Vesuvio e Solfatara, nuovo allarme «Troppi rischi, piano fuga inapplicato»
Stretta nella cintura di fuoco del
Vesuvio, dei Campi Flegrei, dell’Epomeo, storicamente attraversata dai
più forti terremoti dell’Appennino meridionale, quasi dappertutto
segnata dai guasti di un territorio fragile e poco curato, la provincia
di Napoli è una delle zone a più alto rischio ambientale del mondo –
come scrive oggi il Mattino in edicola. Ben lo sapevano gli
abitanti del passato, che costruivano poco e bene case e insediamenti
produttivi.
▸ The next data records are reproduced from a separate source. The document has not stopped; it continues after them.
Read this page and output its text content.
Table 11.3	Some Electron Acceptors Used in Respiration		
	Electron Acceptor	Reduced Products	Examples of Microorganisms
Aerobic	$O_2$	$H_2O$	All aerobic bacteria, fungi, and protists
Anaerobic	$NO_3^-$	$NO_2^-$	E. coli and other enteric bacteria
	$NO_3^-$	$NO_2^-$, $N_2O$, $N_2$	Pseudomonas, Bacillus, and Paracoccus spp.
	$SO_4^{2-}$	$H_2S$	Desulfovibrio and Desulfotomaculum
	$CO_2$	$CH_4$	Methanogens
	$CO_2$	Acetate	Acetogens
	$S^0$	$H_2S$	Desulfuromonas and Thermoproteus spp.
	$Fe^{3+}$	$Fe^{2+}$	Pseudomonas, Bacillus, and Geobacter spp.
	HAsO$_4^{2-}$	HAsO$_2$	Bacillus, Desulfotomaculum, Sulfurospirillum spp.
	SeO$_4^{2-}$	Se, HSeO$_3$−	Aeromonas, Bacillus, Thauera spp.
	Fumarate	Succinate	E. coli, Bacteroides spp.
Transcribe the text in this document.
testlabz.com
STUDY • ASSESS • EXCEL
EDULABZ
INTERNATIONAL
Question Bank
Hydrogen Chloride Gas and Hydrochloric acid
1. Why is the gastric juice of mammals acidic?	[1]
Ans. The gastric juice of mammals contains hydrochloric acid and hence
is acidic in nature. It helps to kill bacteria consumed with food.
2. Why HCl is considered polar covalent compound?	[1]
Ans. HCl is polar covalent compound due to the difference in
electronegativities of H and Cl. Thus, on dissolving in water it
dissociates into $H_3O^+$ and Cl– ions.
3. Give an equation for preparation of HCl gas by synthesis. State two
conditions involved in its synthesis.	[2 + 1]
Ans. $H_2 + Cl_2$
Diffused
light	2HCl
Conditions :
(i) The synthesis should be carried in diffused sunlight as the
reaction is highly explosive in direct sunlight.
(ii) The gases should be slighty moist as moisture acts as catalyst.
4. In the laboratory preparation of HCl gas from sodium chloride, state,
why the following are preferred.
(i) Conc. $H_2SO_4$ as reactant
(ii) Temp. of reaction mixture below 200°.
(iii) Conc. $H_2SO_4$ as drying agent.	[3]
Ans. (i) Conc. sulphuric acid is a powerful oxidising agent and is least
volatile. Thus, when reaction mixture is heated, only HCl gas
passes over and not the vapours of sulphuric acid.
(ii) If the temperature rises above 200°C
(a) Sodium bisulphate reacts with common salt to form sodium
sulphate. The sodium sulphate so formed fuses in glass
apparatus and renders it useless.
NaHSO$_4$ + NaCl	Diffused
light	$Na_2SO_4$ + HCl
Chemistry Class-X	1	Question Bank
Non se ne curano i contemporanei, che ormai edificano
intere città a poche centinaia di metri dai crateri vulcanici, deviano
fiumi e torrenti per far posto a strade e piazze, bruciano boschi e
devastano piante per agevolare l’avanzata del cemento selvaggio.
L’allarme è stato lanciato dall’Istituto di geofisica. I ricercatori
hanno fatto notare che l’area più a rischio è quella del Vesuvio e dei
Campi Flegrei: quei vulcani non sono spenti e nell’area esistono troppi
insediamenti.
Sui problemi della difesa del suolo si gioca il futuro di Napoli e
della Campania, lo sanno tutti. Ma non tutte le comunità locali
sembrano attrezzate per fronteggiare i colpi di una possibile,
improvvisa emergenza naturale.
Nel 2003 fu varato dalla Regione un piano di profonda trasformazione
dell’area vesuviana, la più esposta al rischio vulcanico, con i suoi
seicentomila abitanti condensati nei diciotto Comuni più vicini al
cratere. Filosofia dell’operazione – apprezzata dagli studiosi di mezzo
mondo – doveva essere lo snellimento di duecentomila persone, nel giro
di quattro o cinque anni, attraverso incentivi di esodo (trentamila
euro di bonus a famiglia) e la riconversione del tessuto industriale,
valorizzando le imprese del turismo della ricerca scientifica, delle
attività culturali.
Tutto inutile: pochi hanno creduto nel valore sottinteso dai
provvedimenti, pochissime amministrazioni locali si sono impegnate a
realizzare le indicazioni della comunità scientifica. Risultato: meno
di diecimila persone, spontaneamente, hanno lasciato la zona rossa,
nella quale si continua a costruire in maniera più o meno irrazionale.